By Monika Chansoria
February 16, 2014
South Asia's nuclear dimension tends to keep the subcontinent on a perennial simmer calling for necessary steps to stabilise nuclear deterrence and minimise existential nuclear dangers. That is why it is so important that the people of South Asia seem to "like" — on Facebook — a new nuclear Confidence Building Measure (CBM). CBMs are clearly necessary to improve strategic stability between New Delhi and Islamabad.
I am part of a group of select strategic experts from India and Pakistan working in our respective individual capacities proposing a specific nuclear CBM exercise between India and Pakistan. The group recommends mutually verified, irreversible and transparent elimination of obsolescent short-range ballistic missiles (SRBMs) from the nuclear arsenals of India and Pakistan under a bilateral agreement on a cooperative basis.
India's Prithvi I and II missiles and Pakistan's HATF I and II missiles, held in the inventory of both sides since many decades are fast approaching obsolescence and will probably be removed from service in the next few years. These systems have outlived their strategic utility for operational and technical reasons and are inherently dangerous and destabilising due to forward deployment. Notwithstanding costs of maintenance, the obsolescent factor also adds to related safety concerns. Moreover, the dangers of miscalculation or unauthorised launch, in addition to better ISR capabilities, allowing both sides to quickly pick up signs of the missiles being prepared, cannot be brushed aside.

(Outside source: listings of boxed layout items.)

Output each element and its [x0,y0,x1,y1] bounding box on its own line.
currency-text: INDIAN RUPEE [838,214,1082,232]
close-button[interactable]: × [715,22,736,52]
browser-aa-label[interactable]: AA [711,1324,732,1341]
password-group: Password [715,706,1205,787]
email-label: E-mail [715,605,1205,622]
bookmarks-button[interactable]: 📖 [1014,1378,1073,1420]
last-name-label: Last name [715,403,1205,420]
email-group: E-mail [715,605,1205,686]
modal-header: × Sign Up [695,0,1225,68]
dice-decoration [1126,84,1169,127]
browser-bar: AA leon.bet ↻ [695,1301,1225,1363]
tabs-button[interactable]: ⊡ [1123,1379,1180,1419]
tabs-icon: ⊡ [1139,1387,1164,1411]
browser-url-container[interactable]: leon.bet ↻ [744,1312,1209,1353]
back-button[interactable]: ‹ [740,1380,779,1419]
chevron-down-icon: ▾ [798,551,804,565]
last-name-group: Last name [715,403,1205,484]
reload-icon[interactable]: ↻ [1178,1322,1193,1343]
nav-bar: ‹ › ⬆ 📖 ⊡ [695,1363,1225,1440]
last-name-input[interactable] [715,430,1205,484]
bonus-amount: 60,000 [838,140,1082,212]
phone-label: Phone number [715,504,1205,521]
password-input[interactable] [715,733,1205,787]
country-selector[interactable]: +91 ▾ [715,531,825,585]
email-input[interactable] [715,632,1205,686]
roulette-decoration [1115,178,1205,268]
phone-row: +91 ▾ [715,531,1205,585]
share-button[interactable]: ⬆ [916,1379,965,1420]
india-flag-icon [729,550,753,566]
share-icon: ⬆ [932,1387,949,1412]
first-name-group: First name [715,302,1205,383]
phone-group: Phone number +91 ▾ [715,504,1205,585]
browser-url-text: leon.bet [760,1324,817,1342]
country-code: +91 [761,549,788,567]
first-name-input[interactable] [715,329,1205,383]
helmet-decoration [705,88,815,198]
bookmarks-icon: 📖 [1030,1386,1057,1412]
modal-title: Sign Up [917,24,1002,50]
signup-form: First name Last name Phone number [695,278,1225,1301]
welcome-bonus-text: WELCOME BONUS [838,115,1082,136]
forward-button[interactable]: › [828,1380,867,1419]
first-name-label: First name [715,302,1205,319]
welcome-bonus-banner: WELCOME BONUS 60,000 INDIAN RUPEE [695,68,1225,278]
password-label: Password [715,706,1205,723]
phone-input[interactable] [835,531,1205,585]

With better delivery capabilities becoming available for both India and Pakistan, the utility of SRBMs falls substantially. In the Indian case, there is agreement that the Prithvi missile is excellent for conventional conflict due to its capability to effectively engage value targets deep inside the adversary's territory. However, addressing the issue of declining reliability and replacement with more sophisticated systems also needs to be taken into account. Significance of the Prithvi I as a nuclear-tipped missile has fundamentally been reduced with the induction of Agni I missile ranging 700 km.
The group, of which I am part of, has participated in what could be described as a one-off missile dismantlement mock exercise on full-scale solid and liquid-fuelled missiles, in which the participants went through a phase-by-phase approach beginning with identification of the missiles to be included in the elimination exercise. To help the group get a grasp on the practical and technical feasibility of verification and transparency, measures undertaken included exchanging photographs of the designated missiles, reciprocal on-site inspection visits, negotiations over the use of tools, techniques and procedural detailing for managed access.
Most importantly, all this was done while ensuring that each side secured its sensitive information and the irreversibility aspect of dismantlement was given priority. In fact the very basic foundation or tools for CBMs including communication, constraint, transparency, and verification measures (such as data collection and verifying host compliance) were practically demonstrated by our group.
Perhaps where this group stands out strikingly is the manner in which it has attempted to acquire feedback from generation next by reaching out publicly through social media platforms like YouTube and Facebook — a first for any such exercise till date. A short documentary film spanning six minutes titled, New Missiles CBMs for South Asia, was made when we conducted the dismantlement exercise and has been uploaded on YouTube. In what can be described as very encouraging response, over 337,000 "unique" views of the video have been recorded essentially from South Asia itself since I sent this piece to press. In addition, 40,600 South Asians "liked" the video on Facebook and 17,606 people (essentially all from India or Pakistan) signed on as "fans" of this nuclear CBM process, known as the Colombo Initiative (in that we designed and initiated the process in Colombo way back in 2010).
The removal and ultimate elimination of identified obsolescent SRBMs cited above, from India and Pakistan's nuclear arsenal will, firstly, eliminate disadvantages of SRBMs and secondly, serve as an excellent CBM and as nuclear risk-reduction measure without impinging upon the continuing modernisation of either side's strategic forces. The endeavour of the group is to put forth a small, albeit substantial step, in the direction towards enhancing sustained strategic stability in the subcontinent. What clearly emerges from the response of the social media on this nuclear CBM initiative is that the youth of India and Pakistan are evidently in favour of maintaining peace and stability in the region and efforts such as this nuclear CBM will be remembered as a capstone initiative.